You know who applauded the Chinese crackdown at Tiananmen? Donald Trump, who in 1990 told Playboy (!) that “[w]hen the students poured into Tiananmen Square, the Chinese government almost blew it, then they were vicious, they were horrible, but they put it down with strength. That shows you the power of strength.” Although he felt pressure to backpedal a bit from that as a 2016 candidate, Trump’s beliefs in power and strength — and his contempt for basic concepts of human rights — have been a hallmark of his presidency. In his past life as a real estate developer, after all, he not only embraced an autocratic style of C-suite management but had some of his bigger business successes dealing with the despots in Turkey or the Philippines whom he now praises as POTUS.
It’s not just that Trump and his State Department have explicitly dropped human rights as a U.S. foreign policy objective — although that’s also important. What’s worse is that Trump has been something of an inspiration to the world’s dictators and growing list of wannabes, who’ve learned to echo his cries of “fake news” or to brand a free press as “enemies of the … people,” or admire his increasing disrespect for an independent judicial system. The American president and our current moral vacuum have created a hothouse environment for the world’s budding dictators to flourish.
It’s no accident that China’s Xi made his dictator move now, with the knowledge that neither Trump nor his increasingly distanced democratic allies will do or even say anything to stop him. “Thirty years ago, with what Xi did, with what Erdogan has done, there would have been an outpouring of international concern: ‘You’re getting off the path,’ and so on,” former U.S. ambassador to Moscow Michael McFaul told the Times. “Nobody is making that argument today, certainly not Trump.”

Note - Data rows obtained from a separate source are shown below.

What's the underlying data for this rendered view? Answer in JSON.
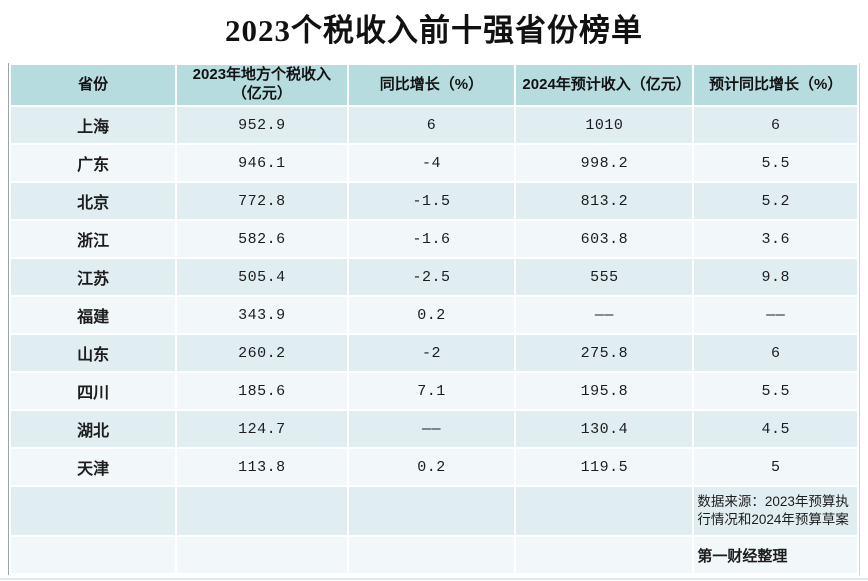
{
  "title": "2023个税收入前十强省份榜单",
  "colors": {
    "header_bg": "#b6dcdf",
    "row_odd_bg": "#e0eef1",
    "row_even_bg": "#f2f8fa",
    "gap": "#ffffff",
    "title_color": "#111111",
    "text_color": "#1d1d1d",
    "table_border_left": "#98a6a8",
    "table_border_right": "#ccd8d9",
    "bottom_strip": "#dfe9f2"
  },
  "table": {
    "columns": [
      "省份",
      "2023年地方个税收入（亿元）",
      "同比增长（%）",
      "2024年预计收入（亿元）",
      "预计同比增长（%）"
    ],
    "rows": [
      [
        "上海",
        "952.9",
        "6",
        "1010",
        "6"
      ],
      [
        "广东",
        "946.1",
        "-4",
        "998.2",
        "5.5"
      ],
      [
        "北京",
        "772.8",
        "-1.5",
        "813.2",
        "5.2"
      ],
      [
        "浙江",
        "582.6",
        "-1.6",
        "603.8",
        "3.6"
      ],
      [
        "江苏",
        "505.4",
        "-2.5",
        "555",
        "9.8"
      ],
      [
        "福建",
        "343.9",
        "0.2",
        "——",
        "——"
      ],
      [
        "山东",
        "260.2",
        "-2",
        "275.8",
        "6"
      ],
      [
        "四川",
        "185.6",
        "7.1",
        "195.8",
        "5.5"
      ],
      [
        "湖北",
        "124.7",
        "——",
        "130.4",
        "4.5"
      ],
      [
        "天津",
        "113.8",
        "0.2",
        "119.5",
        "5"
      ]
    ],
    "footer": {
      "source_note": "数据来源：2023年预算执行情况和2024年预算草案",
      "credit": "第一财经整理"
    }
  },
  "chart_data": {
    "type": "table",
    "title": "2023个税收入前十强省份榜单",
    "columns": [
      "省份",
      "2023年地方个税收入（亿元）",
      "同比增长（%）",
      "2024年预计收入（亿元）",
      "预计同比增长（%）"
    ],
    "rows": [
      {
        "province": "上海",
        "income_2023": 952.9,
        "yoy_growth": 6,
        "expected_2024": 1010,
        "expected_growth": 6
      },
      {
        "province": "广东",
        "income_2023": 946.1,
        "yoy_growth": -4,
        "expected_2024": 998.2,
        "expected_growth": 5.5
      },
      {
        "province": "北京",
        "income_2023": 772.8,
        "yoy_growth": -1.5,
        "expected_2024": 813.2,
        "expected_growth": 5.2
      },
      {
        "province": "浙江",
        "income_2023": 582.6,
        "yoy_growth": -1.6,
        "expected_2024": 603.8,
        "expected_growth": 3.6
      },
      {
        "province": "江苏",
        "income_2023": 505.4,
        "yoy_growth": -2.5,
        "expected_2024": 555,
        "expected_growth": 9.8
      },
      {
        "province": "福建",
        "income_2023": 343.9,
        "yoy_growth": 0.2,
        "expected_2024": null,
        "expected_growth": null
      },
      {
        "province": "山东",
        "income_2023": 260.2,
        "yoy_growth": -2,
        "expected_2024": 275.8,
        "expected_growth": 6
      },
      {
        "province": "四川",
        "income_2023": 185.6,
        "yoy_growth": 7.1,
        "expected_2024": 195.8,
        "expected_growth": 5.5
      },
      {
        "province": "湖北",
        "income_2023": 124.7,
        "yoy_growth": null,
        "expected_2024": 130.4,
        "expected_growth": 4.5
      },
      {
        "province": "天津",
        "income_2023": 113.8,
        "yoy_growth": 0.2,
        "expected_2024": 119.5,
        "expected_growth": 5
      }
    ],
    "missing_value_symbol": "——",
    "source_note": "数据来源：2023年预算执行情况和2024年预算草案",
    "credit": "第一财经整理"
  }
}
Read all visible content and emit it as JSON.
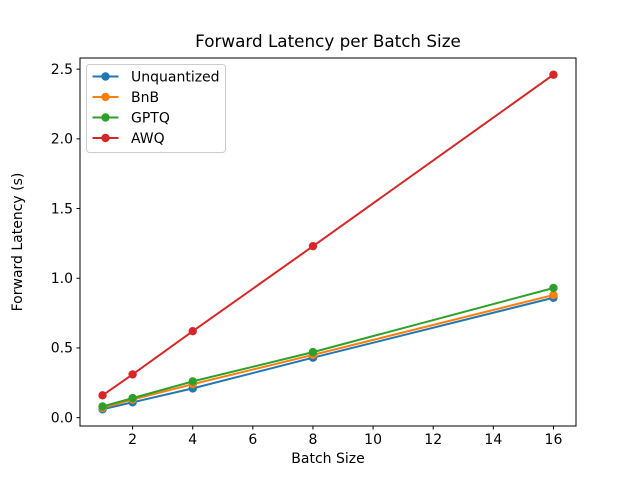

That’s fueling a vicious cycle that may spin out of control before we can get a handle on it. The downward spiral of dictator envy now has Trump and the Pentagon planning a military parade for this coming Veterans Day, the kind of chest-thumping procession that once seemed a much better fit for the boulevards of Pyongyang than for Pennsylvania Avenue. That worries me, but not as much as the fear of what happens when Beijing, Pyongyang, Moscow or Washington start parading their shiny armies toward each other.